Changing the HSM SO Credential

From time to time, it might be necessary to change the secret associated with a role on an HSM appliance, a role on a cryptographic module (HSM) or a partition of an HSM, or a cloning domain secret. Reasons for changing credentials include:

>Regular credential rotation as part of your organization's security policy

>Compromise of a role or secret due to loss or theft of a PED key

>Personnel changes in your organization or changes to individual security clearances

>Changes to your security scheme (implementing/revoking M of N, PINs, or shared secrets)

The HSM SO can change their own credential at any time.

There is no way to reset the HSM SO credential except to re-initialize the HSM, zeroizing the contents of the HSM and its application partitions. Resetting a credential requires a higher authority. On the HSM, there is no authority higher than the HSM SO.

To change the HSM SO credential

1.Connect to the appliance via SSH or a serial connection, and log in to LunaSH as admin or a custom user with an admin role (see Logging In to LunaSH).

2.Log in as HSM SO (see Logging In as HSM Security Officer).

3.Change the HSM SO credential.

lunash:> hsm changePw

You are prompted for the current HSM SO credential, and then to create a new one.

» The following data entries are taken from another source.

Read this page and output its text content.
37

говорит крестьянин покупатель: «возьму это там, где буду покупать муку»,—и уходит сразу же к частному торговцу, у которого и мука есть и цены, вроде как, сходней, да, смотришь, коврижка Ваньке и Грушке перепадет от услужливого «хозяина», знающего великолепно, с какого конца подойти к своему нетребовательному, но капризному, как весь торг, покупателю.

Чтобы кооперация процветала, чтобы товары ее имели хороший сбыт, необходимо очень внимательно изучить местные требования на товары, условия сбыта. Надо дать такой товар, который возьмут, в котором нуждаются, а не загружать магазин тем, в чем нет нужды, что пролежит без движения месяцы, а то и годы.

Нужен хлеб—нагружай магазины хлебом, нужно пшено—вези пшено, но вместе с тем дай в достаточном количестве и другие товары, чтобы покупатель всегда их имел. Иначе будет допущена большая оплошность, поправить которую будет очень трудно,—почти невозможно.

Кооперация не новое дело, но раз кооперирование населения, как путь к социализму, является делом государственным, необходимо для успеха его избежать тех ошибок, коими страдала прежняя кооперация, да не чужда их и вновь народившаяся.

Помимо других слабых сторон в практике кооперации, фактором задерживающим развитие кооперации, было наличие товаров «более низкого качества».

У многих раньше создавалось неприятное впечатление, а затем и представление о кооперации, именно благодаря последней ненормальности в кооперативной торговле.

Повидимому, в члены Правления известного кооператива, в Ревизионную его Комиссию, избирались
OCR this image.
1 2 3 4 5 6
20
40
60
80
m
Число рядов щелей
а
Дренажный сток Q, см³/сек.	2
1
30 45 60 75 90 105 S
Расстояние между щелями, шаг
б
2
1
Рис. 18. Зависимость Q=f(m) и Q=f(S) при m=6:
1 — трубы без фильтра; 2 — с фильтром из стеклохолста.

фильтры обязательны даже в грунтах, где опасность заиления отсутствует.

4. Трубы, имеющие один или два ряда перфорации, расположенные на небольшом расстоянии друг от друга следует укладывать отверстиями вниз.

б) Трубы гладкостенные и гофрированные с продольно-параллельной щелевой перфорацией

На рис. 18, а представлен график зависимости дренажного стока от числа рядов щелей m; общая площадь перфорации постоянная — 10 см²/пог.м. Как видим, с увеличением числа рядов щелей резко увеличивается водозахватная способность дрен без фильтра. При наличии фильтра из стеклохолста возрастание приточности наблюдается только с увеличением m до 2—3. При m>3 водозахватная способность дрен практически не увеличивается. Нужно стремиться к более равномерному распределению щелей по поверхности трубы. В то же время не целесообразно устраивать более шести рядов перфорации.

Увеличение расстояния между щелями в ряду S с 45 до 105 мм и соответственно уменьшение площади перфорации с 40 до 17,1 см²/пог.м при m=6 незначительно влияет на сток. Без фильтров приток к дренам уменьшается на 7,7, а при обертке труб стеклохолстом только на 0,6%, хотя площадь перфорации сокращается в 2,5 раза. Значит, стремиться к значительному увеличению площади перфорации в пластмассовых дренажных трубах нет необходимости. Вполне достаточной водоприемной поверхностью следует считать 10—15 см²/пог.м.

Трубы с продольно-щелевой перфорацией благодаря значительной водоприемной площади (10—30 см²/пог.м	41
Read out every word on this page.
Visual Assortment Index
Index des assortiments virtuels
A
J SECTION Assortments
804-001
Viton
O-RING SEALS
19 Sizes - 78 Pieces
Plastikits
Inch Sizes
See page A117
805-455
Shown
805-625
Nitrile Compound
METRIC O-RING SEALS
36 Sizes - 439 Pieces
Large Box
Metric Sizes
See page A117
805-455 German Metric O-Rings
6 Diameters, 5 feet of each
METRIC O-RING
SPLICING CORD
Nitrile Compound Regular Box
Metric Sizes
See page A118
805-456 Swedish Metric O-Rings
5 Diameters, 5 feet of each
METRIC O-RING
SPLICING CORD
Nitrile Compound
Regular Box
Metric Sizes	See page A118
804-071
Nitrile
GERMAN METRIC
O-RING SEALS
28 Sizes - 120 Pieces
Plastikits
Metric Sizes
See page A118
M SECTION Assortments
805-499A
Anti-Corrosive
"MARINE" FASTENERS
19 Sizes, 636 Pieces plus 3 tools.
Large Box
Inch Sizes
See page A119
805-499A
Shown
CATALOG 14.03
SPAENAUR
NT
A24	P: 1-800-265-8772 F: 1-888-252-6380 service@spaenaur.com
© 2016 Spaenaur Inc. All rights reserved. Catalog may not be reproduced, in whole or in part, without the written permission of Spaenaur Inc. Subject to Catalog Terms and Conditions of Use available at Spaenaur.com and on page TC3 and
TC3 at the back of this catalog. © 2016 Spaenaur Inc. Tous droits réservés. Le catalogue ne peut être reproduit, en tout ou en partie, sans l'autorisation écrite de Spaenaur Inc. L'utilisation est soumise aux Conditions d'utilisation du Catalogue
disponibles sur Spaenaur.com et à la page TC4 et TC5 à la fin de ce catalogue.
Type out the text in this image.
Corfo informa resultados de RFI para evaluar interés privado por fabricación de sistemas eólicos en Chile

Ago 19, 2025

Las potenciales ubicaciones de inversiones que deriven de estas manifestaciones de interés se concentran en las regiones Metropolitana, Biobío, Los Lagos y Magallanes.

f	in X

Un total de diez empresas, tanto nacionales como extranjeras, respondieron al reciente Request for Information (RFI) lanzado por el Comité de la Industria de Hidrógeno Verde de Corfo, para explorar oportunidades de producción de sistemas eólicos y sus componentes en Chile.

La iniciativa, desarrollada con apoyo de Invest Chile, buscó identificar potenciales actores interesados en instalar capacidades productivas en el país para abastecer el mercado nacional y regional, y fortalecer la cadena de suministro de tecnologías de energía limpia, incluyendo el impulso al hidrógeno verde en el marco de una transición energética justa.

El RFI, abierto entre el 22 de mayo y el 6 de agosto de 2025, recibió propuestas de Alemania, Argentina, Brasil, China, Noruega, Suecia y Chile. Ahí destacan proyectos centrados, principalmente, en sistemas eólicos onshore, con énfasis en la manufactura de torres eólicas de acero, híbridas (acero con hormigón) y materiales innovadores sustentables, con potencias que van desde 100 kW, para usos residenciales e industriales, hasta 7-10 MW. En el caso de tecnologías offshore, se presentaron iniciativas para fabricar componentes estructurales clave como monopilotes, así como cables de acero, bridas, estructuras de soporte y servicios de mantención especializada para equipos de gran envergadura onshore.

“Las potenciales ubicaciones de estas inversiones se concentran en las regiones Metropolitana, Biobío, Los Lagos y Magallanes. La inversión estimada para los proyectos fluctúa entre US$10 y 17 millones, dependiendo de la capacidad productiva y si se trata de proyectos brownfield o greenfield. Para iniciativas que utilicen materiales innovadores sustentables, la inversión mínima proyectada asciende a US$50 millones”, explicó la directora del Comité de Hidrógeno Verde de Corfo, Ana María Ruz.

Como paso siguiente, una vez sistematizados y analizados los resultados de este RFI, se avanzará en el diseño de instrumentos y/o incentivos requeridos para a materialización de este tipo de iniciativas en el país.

Passwords and activation challenge secrets must be 8-255 characters in length. Spaces are allowed; to specify a password with spaces using command-line options, enclose the password in double quotation marks. The space character may not be used as the first character in a password.The following characters are allowed:
!#$%'()*+,-./0123456789:=? @ABCDEFGHIJKLMNOPQRSTUVWXYZ[]^_abcdefghijklmnopqrstuvwxyz{}~
This character set is enforced when using Luna Appliance Software 7.9.0 or Luna HSM Client 10.8.0 or newer, and recommended for all previous versions. Previously-set passwords and challenge secrets are unaffected, but the new character set is enforced when these passwords are changed.